When visitors arrive at the home page of your website, are they able to quickly and efficiently find what they’re looking for? Or do they become confused and frustrated – because they can’t easily figure out exactly what you do or how your website is structured and where to look for the information they need?

Here are 8 must-have elements that will help you attract and engage the right prospects with your website’s home page:

  1. Jobs to be done. What tasks or “jobs to be done” do visitors have in mind when they come to your website? What do they need to accomplish? What questions do they need answered? Are they seeking product education? Make a list of these popular tasks, and then rank them in order of importance. Next, brainstorm ways to make relevant resources more visible on your website. Your goal is to help visitors find what they need in as few clicks as possible.
  2. Economize on home page features. Don’t overstuff your home page with every article, tool and resource you can think of. That will only confuse visitors.
    Ideally, the design of your website should visually guide visitors to the most important content and resources.
  3. What does your firm do? Your home page needs to communicate that quickly, in a matter of seconds. If your home page confuses visitors, they will quickly click away from it.

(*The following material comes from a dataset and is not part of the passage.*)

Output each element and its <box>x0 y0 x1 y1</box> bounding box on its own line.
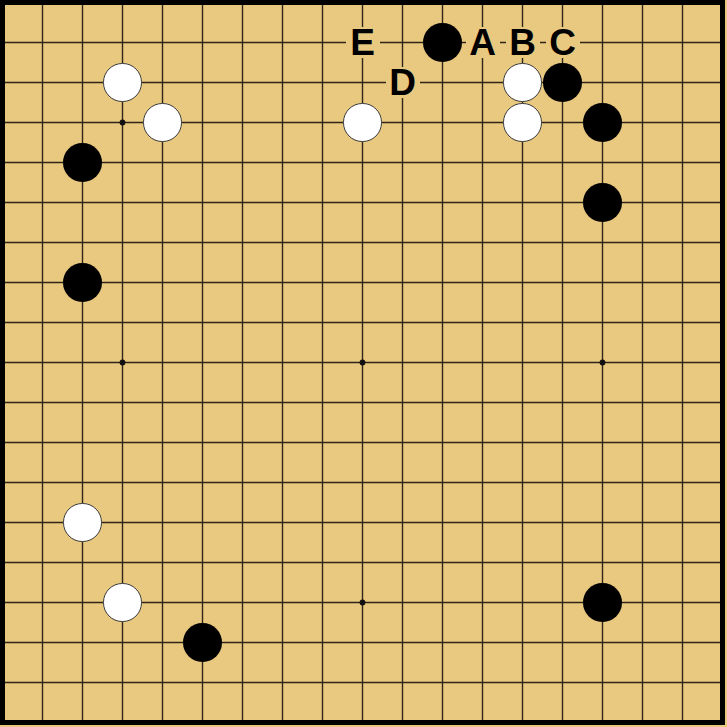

  4. Clear and unambiguous website navigation. Visitors should be able to quickly discern how your website navigation works. It should use terms that your target audience knows and understands. When it comes to website navigation, ambiguity is a big problem. Seek to eradicate it at all costs.

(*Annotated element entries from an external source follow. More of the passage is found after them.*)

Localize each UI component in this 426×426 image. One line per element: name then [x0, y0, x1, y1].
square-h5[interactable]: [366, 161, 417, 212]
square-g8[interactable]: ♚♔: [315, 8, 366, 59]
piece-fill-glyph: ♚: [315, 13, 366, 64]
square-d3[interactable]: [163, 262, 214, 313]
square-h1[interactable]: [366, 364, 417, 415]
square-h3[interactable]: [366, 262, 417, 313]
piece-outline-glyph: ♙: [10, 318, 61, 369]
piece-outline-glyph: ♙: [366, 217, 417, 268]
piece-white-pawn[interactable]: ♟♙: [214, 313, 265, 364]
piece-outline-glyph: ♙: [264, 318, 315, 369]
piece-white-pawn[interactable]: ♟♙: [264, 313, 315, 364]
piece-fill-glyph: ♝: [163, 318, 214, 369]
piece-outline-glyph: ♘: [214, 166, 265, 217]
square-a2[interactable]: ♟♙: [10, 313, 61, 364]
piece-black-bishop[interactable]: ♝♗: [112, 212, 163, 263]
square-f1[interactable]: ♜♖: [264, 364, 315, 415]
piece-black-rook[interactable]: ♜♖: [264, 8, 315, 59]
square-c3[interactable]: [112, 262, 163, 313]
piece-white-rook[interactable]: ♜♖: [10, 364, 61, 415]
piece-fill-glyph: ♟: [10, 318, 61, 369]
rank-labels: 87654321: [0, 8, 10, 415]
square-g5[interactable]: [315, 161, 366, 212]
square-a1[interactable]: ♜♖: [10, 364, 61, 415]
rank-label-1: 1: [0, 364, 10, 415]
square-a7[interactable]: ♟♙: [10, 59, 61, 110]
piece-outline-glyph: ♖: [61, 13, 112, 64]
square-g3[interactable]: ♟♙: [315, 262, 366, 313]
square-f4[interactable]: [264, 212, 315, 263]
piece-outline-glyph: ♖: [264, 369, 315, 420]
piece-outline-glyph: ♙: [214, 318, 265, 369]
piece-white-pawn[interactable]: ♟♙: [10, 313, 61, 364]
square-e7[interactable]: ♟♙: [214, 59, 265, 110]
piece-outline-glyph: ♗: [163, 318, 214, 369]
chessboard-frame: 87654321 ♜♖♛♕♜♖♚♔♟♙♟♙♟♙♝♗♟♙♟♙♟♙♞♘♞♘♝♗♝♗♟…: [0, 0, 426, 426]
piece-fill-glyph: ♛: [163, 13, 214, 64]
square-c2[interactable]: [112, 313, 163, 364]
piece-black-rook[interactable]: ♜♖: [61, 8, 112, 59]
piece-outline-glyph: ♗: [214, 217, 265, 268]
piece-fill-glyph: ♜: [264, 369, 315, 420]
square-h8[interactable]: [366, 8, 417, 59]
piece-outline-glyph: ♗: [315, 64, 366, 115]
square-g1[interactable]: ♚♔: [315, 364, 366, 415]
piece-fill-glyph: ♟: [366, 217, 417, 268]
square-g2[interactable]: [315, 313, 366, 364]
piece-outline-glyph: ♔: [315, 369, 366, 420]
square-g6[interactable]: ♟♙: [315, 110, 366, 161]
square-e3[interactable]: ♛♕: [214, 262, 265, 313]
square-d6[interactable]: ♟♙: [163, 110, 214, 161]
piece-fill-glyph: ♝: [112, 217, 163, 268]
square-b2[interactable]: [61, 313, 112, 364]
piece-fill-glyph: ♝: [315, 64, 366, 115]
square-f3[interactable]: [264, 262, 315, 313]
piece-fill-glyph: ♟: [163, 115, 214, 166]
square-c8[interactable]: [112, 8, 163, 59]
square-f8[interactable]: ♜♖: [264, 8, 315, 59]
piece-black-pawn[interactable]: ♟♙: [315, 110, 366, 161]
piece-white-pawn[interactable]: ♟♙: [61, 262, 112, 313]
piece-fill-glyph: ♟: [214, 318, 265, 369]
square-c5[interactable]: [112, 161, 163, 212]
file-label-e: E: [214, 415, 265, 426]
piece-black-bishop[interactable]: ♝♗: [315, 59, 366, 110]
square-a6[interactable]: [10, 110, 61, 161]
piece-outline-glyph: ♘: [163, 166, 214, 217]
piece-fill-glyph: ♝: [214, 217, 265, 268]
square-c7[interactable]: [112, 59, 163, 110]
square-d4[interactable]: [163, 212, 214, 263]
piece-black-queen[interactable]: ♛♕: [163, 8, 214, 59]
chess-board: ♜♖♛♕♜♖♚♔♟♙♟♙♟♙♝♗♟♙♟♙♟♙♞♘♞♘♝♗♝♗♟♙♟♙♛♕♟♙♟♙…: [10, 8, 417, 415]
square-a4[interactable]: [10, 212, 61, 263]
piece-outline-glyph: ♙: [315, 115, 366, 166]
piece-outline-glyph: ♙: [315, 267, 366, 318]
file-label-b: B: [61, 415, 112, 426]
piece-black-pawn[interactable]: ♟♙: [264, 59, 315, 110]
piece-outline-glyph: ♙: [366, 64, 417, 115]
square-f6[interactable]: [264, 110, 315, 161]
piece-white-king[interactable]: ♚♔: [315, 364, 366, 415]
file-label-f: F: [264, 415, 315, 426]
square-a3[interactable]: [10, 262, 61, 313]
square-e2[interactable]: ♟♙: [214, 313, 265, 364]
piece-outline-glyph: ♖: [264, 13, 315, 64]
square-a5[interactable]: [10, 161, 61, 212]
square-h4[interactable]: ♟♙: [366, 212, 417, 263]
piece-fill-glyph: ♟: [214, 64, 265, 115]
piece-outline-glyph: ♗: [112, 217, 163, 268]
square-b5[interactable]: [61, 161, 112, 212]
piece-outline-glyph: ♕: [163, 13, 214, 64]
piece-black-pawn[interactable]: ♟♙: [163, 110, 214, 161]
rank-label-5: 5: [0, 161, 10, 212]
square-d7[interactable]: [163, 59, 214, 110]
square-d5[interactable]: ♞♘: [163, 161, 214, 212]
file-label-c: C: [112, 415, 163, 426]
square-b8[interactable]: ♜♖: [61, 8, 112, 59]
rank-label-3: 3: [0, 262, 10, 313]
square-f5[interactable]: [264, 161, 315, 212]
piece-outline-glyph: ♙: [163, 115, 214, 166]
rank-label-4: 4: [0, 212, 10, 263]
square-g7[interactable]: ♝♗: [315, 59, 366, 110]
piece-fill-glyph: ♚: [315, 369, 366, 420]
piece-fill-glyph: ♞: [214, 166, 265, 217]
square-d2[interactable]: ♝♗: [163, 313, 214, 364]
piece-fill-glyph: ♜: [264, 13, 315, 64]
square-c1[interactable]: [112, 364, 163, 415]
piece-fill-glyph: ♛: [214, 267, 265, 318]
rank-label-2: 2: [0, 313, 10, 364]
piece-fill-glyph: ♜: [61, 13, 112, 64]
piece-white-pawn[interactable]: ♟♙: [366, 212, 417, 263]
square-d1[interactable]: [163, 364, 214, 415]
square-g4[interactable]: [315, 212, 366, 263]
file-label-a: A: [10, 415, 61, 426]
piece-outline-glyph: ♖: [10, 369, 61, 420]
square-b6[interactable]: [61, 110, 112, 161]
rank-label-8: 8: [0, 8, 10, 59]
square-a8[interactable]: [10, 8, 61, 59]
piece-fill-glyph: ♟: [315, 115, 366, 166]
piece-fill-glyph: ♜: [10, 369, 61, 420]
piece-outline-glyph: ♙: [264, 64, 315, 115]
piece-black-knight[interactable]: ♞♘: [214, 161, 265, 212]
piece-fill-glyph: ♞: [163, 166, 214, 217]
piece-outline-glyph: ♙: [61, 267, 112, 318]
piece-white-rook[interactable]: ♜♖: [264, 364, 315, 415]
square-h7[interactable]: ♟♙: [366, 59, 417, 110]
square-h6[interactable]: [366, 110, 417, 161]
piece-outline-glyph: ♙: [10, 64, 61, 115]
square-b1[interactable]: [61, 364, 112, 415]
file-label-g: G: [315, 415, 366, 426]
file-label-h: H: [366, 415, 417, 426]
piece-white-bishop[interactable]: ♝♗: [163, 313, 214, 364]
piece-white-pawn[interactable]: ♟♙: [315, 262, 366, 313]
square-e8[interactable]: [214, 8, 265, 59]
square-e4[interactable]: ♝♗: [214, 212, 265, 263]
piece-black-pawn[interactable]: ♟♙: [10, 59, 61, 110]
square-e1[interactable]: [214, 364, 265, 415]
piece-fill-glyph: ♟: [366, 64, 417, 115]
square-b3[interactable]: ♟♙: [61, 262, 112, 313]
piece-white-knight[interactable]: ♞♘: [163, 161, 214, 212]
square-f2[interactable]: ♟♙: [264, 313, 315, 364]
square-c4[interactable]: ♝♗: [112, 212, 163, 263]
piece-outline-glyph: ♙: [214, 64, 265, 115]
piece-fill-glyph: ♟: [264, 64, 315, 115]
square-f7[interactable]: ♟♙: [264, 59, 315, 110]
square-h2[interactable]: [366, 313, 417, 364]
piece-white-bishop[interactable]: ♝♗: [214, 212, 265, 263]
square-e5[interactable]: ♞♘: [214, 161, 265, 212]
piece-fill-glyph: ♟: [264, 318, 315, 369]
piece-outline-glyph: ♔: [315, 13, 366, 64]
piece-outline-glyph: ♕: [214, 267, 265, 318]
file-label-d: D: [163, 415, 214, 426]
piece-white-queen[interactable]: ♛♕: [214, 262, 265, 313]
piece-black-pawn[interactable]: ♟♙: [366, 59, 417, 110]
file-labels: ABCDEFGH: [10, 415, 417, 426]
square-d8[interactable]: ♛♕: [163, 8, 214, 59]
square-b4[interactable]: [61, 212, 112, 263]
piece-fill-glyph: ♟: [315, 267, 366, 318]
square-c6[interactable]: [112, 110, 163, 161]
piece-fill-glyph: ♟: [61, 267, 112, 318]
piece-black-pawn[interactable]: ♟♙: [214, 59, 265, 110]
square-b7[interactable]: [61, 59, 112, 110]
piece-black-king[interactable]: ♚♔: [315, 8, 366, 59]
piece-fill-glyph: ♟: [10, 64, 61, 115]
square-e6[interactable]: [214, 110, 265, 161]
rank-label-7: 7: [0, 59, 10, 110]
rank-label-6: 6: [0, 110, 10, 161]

  5. Responsive design. Is your website based on a responsive design that adapts to a variety of mobile screen sizes? If not, you should make this a high priority. In many industries and markets, the majority of website visitors are already accessing company and product information via mobile devices. The time to adapt your website’s architecture is now.
  6. Hero image. This is a large image, frequently located just below your website’s masthead and primary website navigation. The best hero photoshots perform a gatekeeper role. In other words, they inspire the audience you want to attract to explore further. Ideally, it should also encourage the people you don’t want to attract to leave your website.

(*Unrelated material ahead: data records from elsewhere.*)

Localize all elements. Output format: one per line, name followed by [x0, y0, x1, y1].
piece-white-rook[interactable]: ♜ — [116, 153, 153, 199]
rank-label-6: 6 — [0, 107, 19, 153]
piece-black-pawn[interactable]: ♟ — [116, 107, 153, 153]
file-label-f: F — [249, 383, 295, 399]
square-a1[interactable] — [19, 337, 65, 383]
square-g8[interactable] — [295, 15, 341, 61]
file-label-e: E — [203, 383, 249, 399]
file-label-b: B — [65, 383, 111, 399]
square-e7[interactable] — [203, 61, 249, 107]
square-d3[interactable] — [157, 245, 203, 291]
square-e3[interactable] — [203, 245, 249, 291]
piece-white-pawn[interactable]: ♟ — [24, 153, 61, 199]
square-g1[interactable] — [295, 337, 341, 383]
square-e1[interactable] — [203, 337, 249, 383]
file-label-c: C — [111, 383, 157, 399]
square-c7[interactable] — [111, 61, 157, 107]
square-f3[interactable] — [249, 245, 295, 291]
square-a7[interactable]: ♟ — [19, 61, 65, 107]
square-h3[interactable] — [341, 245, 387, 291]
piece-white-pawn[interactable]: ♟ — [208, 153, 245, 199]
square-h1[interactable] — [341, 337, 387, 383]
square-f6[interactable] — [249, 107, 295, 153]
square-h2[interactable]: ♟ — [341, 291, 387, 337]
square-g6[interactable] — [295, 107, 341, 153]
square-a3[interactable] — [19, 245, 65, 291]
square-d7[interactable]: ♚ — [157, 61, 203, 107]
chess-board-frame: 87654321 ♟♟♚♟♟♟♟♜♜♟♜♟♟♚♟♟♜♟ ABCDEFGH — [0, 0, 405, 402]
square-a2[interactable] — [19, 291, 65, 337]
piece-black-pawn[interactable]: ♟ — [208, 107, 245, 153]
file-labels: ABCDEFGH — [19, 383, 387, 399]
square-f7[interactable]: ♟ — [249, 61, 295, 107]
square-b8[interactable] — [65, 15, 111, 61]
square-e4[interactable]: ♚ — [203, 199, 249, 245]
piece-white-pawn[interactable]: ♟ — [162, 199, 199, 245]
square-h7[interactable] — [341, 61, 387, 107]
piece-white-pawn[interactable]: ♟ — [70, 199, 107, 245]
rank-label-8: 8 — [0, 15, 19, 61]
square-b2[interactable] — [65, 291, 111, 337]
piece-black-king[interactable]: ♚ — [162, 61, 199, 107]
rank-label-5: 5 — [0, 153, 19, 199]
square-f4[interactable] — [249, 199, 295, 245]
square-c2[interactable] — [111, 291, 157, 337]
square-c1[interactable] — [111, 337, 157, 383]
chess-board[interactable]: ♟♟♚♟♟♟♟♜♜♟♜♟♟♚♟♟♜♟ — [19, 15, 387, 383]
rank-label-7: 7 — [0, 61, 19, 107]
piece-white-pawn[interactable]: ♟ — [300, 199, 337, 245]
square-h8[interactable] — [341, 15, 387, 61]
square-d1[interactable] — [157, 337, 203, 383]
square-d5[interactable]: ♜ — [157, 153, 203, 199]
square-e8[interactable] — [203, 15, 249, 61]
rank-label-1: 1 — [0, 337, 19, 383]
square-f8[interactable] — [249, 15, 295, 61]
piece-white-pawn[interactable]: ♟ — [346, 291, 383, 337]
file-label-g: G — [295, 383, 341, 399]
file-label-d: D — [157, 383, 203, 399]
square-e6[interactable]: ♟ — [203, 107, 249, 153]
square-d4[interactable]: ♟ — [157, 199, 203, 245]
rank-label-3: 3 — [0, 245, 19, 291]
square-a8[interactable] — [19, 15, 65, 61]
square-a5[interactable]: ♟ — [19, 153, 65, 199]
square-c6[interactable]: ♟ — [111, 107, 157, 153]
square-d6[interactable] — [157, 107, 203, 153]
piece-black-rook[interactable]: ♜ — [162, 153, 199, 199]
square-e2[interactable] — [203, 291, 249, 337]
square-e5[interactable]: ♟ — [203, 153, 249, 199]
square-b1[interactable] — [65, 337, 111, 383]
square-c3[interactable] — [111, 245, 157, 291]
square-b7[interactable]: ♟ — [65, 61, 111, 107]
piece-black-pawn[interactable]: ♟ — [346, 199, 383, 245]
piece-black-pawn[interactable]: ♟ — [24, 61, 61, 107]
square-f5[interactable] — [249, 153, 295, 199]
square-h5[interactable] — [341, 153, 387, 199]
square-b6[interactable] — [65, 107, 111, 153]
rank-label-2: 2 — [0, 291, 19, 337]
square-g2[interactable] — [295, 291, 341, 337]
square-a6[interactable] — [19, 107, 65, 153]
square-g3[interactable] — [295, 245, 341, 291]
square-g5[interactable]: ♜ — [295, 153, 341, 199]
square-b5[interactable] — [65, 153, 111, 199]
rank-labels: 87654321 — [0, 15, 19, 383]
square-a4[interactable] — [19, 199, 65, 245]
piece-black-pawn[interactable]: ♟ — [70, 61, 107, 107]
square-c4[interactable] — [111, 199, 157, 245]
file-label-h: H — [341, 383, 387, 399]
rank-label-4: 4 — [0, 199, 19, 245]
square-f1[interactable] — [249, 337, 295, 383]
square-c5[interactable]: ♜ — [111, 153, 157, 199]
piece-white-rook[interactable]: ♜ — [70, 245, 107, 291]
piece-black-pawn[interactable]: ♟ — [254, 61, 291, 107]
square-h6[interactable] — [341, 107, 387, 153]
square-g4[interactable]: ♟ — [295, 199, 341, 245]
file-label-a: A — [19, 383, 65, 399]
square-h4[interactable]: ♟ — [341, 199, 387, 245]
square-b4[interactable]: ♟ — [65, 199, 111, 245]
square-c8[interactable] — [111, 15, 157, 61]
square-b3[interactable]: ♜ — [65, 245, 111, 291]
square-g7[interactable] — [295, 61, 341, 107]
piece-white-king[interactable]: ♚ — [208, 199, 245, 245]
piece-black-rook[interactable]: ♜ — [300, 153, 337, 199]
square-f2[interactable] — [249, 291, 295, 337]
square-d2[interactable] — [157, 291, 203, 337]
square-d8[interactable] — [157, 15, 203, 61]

  7. Contact information. Your website’s home page should contain easy-to-find contact information, either in the header or footer. Nothing is more frustrating than visiting a website and searching in vain for an email address, contact us form or office number.
  8. Shortcuts to the best stuff. Give your website visitors a way to quickly navigate to your most popular and most valuable content.

Next step

Why not use this list as a “report card” for your website. How does your website rate? Where do you need to improve?